= Altyn Dala Conservation Initiative =

Conservation project in Kazakhstan

The Altyn Dala Conservation Initiative (ADCI) is a partnership between the Association for the Conservation of Biodiversity of Kazakhstan (ACBK), the Government of Kazakhstan, Fauna and Flora, Frankfurt Zoological Society (FZS), and the Royal Society for the Protection of Birds. The Initiative’s aim is to support the conservation of steppe and semi-desert ecosystems across Kazakhstan.
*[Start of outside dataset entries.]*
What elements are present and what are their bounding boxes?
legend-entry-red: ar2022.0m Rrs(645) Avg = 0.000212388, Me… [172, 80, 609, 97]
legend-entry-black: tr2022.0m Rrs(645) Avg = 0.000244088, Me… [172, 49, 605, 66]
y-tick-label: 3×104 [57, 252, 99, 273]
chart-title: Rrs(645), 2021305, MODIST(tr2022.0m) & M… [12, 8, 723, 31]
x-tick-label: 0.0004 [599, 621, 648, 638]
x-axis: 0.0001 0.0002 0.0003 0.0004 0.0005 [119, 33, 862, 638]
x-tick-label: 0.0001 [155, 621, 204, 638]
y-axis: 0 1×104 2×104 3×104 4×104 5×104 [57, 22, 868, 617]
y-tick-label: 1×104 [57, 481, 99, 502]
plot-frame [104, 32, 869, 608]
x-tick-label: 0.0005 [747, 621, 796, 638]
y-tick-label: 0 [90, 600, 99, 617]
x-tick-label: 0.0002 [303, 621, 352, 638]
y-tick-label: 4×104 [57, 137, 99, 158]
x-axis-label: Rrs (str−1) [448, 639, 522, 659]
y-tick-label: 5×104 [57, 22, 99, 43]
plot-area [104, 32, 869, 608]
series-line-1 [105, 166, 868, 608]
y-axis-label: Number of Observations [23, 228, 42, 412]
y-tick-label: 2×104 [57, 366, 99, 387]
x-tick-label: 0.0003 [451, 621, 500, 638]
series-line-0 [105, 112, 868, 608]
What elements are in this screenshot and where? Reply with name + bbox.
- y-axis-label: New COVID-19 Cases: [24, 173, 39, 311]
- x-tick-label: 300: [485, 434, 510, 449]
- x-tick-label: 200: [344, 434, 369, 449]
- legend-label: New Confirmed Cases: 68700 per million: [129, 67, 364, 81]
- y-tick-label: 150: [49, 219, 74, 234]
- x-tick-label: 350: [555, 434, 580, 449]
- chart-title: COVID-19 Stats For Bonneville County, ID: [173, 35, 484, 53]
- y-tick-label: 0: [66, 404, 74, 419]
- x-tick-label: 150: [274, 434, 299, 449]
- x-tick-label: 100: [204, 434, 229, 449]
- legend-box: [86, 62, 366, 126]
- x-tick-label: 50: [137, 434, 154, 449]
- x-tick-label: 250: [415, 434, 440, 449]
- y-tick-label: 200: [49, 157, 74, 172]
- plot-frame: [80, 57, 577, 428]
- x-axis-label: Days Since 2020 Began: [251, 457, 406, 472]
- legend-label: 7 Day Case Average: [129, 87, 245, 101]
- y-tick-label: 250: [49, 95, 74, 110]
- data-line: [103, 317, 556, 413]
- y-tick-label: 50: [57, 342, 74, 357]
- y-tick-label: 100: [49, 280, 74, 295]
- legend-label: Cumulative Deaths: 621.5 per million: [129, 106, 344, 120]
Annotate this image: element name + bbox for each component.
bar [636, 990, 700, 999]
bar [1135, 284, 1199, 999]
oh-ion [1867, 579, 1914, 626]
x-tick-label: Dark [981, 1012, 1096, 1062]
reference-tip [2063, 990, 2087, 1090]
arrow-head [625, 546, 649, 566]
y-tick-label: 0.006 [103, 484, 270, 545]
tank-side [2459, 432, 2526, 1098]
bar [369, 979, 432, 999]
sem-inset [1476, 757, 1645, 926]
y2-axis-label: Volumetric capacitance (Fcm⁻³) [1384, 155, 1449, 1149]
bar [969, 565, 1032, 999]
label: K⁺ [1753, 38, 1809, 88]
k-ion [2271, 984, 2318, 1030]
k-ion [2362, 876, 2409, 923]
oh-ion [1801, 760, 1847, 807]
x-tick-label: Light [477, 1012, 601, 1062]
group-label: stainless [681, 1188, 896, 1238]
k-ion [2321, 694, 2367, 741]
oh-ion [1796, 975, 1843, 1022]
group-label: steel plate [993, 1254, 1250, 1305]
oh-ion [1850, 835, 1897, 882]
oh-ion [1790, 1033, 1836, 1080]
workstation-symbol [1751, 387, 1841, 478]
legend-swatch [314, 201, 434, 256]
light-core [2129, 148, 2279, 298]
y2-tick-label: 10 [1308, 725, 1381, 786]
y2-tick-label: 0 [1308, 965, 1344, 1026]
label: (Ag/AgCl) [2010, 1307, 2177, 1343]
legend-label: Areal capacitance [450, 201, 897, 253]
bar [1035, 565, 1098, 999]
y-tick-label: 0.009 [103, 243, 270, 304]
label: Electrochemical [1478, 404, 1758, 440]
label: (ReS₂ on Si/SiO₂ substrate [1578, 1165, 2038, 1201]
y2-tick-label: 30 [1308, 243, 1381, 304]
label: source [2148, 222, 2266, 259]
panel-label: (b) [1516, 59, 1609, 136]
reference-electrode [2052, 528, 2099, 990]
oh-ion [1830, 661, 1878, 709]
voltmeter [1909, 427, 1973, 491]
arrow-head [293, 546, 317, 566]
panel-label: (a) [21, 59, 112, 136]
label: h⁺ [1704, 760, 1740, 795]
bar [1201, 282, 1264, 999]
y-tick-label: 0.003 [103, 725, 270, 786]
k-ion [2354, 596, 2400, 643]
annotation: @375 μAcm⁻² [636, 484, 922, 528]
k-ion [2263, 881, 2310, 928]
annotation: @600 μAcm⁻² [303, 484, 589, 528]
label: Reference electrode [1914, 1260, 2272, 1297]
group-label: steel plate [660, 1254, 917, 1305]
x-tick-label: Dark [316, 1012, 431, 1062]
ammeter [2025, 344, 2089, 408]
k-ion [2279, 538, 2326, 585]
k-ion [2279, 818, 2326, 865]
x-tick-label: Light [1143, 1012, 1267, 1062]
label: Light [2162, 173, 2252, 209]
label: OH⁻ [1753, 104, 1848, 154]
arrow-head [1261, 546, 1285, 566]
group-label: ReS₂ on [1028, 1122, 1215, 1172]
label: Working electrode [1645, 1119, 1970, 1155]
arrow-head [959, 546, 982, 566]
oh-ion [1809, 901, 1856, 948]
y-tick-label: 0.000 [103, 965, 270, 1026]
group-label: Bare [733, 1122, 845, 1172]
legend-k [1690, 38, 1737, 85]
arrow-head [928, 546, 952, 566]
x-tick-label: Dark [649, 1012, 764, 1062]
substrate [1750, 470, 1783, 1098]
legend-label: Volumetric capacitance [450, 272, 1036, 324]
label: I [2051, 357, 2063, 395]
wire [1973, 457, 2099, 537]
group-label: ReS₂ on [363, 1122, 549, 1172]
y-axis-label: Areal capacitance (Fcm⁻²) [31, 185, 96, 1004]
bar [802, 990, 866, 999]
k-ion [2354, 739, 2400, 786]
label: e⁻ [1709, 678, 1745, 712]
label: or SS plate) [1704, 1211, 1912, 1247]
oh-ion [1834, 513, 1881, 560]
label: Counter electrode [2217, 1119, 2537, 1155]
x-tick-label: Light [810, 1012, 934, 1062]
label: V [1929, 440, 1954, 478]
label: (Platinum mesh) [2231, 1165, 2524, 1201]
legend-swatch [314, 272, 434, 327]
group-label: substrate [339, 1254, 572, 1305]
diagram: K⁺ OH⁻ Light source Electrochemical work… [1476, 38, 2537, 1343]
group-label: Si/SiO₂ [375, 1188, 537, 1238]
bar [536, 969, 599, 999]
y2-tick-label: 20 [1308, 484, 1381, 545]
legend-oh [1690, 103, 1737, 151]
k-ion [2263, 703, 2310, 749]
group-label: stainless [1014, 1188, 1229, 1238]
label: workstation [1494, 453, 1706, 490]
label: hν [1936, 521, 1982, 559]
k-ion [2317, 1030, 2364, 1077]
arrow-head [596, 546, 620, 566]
In 2024 it was awarded The Earthshot Prize in the Protect and Restore Nature category.

== Background ==
ADCI is jointly initiated by Association for the Conservation of the Biodiversity of Kazakhstan (ACBK), the Committee of Forestry and Wildlife of the Ministry of Agriculture (Kazakhstan), Frankfurt Zoological Society, Fauna and Flora International and the Royal Society for the Protection of Birds. The program includes the whole area of around 50 to 60 million hectares, which corresponds to the distribution range of the Betpak-Dala Saiga antelope community in Central Kazakhstan.

The effort also hopes to reintroduce the Turkmenian kulan and Przewalski's horse, although the primary focus has been on the conservation of native Saiga antelope populations.

=== Conservation of Kulans ===
Currently, a program under ADCI is preparing a tiny population of endangered kulans for release into the wild. In 2017, a first batch of nine animals was released into an acclimatisation cage on the outskirts of the protected area of Altyn Dala. The creatures were carried 1200 kilometres by helicopter from Altyn-Emel National Park in the country's southeast.